In this part, we focus on `1` and `2`.

## `sucℤ`

- Setup the definition of `sucℤ` so that it looks of the form : 
  ```agda
  Name : TypeOfSpace
  Name inputs = ?
  ```
  
  Compare it with our solutions in `1FundamentalGroup/Quest1.agda`
- We will define `sucℤ` the same way we defined `loop_times` : 
  by induction.
  Do cases on the input of `sucℤ`.
  You should have something like :
  ```agda
  sucℤ : ℤ → ℤ
  sucℤ pos n = ?
  sucℤ negsuc n = ?
  ```
- For the non-negative integers `pos n` we want to map to its successor.
  Recall that the `n` here is a point of the naturals `ℕ` whose definition is :
  ```agda
  data ℕ : Type where
    zero : ℕ
    suc : ℕ → ℕ
  ```
  Use `suc` to map `pos n` to its successor.

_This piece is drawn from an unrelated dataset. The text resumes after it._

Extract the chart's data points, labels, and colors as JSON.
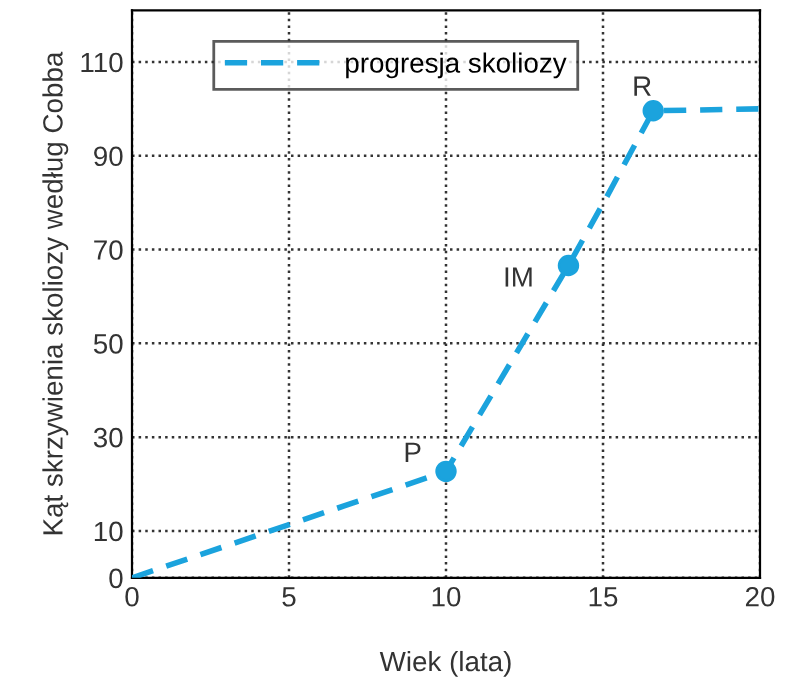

- The negative integers require a bit more care.
  Recall that annoyingly `negsuc n` means "`- (n + 1)`".
  We want to map `- (n + 1)` to `- n`.
  Try doing this. 
  Then realise "you run out of negative integers at `-(0 + 1)`"

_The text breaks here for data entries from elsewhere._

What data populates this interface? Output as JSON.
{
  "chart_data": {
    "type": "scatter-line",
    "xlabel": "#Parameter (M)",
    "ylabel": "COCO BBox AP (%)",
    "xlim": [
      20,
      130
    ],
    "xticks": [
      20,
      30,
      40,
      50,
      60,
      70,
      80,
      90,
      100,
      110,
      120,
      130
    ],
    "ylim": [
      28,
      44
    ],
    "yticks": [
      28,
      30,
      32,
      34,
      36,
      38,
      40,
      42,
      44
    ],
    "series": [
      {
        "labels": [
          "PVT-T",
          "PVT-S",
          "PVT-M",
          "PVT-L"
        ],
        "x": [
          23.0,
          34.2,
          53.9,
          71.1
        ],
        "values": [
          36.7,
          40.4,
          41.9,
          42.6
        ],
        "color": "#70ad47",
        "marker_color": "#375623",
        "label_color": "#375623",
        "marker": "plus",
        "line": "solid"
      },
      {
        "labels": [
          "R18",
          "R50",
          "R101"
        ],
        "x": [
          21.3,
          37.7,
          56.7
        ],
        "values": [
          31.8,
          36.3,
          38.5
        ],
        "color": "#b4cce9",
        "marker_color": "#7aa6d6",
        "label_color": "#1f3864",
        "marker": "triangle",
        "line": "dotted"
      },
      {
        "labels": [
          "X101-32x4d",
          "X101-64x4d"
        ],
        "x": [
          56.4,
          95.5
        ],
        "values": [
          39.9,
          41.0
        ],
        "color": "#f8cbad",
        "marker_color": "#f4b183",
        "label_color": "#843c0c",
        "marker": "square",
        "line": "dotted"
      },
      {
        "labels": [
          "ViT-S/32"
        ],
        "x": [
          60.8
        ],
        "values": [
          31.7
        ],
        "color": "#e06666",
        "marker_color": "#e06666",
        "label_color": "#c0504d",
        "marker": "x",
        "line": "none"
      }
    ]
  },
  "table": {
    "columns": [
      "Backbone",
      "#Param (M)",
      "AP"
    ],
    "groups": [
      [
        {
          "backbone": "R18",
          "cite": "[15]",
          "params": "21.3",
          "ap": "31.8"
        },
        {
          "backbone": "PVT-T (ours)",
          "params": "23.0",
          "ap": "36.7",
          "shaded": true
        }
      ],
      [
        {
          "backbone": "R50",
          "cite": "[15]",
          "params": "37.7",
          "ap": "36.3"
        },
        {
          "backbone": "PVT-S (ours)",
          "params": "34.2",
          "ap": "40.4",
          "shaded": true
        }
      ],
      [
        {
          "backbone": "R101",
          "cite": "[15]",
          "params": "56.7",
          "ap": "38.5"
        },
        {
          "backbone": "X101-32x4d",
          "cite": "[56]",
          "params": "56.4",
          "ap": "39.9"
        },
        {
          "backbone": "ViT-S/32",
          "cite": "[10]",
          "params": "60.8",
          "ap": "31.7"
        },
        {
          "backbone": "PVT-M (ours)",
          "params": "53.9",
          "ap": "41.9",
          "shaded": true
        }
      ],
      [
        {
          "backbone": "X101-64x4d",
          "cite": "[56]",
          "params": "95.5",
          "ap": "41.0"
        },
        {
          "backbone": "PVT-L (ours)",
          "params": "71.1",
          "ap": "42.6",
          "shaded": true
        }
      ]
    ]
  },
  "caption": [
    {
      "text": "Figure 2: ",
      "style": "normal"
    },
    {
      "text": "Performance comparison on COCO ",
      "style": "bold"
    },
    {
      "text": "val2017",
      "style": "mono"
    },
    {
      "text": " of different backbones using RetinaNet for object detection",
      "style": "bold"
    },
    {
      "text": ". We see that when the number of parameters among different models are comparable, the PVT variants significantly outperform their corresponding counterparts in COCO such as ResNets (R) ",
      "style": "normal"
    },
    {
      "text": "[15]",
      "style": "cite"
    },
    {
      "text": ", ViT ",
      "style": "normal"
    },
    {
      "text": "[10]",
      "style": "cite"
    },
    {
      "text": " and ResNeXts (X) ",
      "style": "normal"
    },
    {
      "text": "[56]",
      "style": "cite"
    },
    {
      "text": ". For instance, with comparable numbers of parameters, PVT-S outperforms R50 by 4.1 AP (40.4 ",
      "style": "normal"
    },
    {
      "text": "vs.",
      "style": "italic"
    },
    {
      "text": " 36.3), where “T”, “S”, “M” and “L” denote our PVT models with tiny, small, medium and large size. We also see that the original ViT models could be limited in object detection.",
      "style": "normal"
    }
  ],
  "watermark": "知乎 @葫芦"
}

  so you must do cases on `n` and treat the `-(0 + 1)` case separately.
  <p>
  <details>
  <summary>Hint</summary>
  
  Do `C-c C-c` on `n`.
  Then map `negsuc 0` to `pos 0`. 
  For `negsuc (suc n)`, map it to `negsuc n`.
  
  </details>
  </p>
- This completes the definition of `sucℤ`.
  Use `C-c C-n` to check it computes correctly.
  E.g. check that `sucℤ (- 1)` computes to `pos 0`
  and `sucℤ (pos 0)` computes to `pos 1`.
  
## `sucℤ` is an isomorphism

- The goal is to define `predℤ : ℤ → ℤ` which 
  "takes `n` to its predecessor `n - 1`".
  This will act as the (homotopical) inverse of `sucℤ`.
  Now that you have experience from defining `sucℤ`,
  try defining `predℤ`.
- Imitating what we did with `flipIso` and 
  give a point `sucℤIso : ℤ ≅ ℤ`
  by using `predℤ` as the inverse and proving
  `section sucℤ predℤ` and `retract sucℤ predℤ`.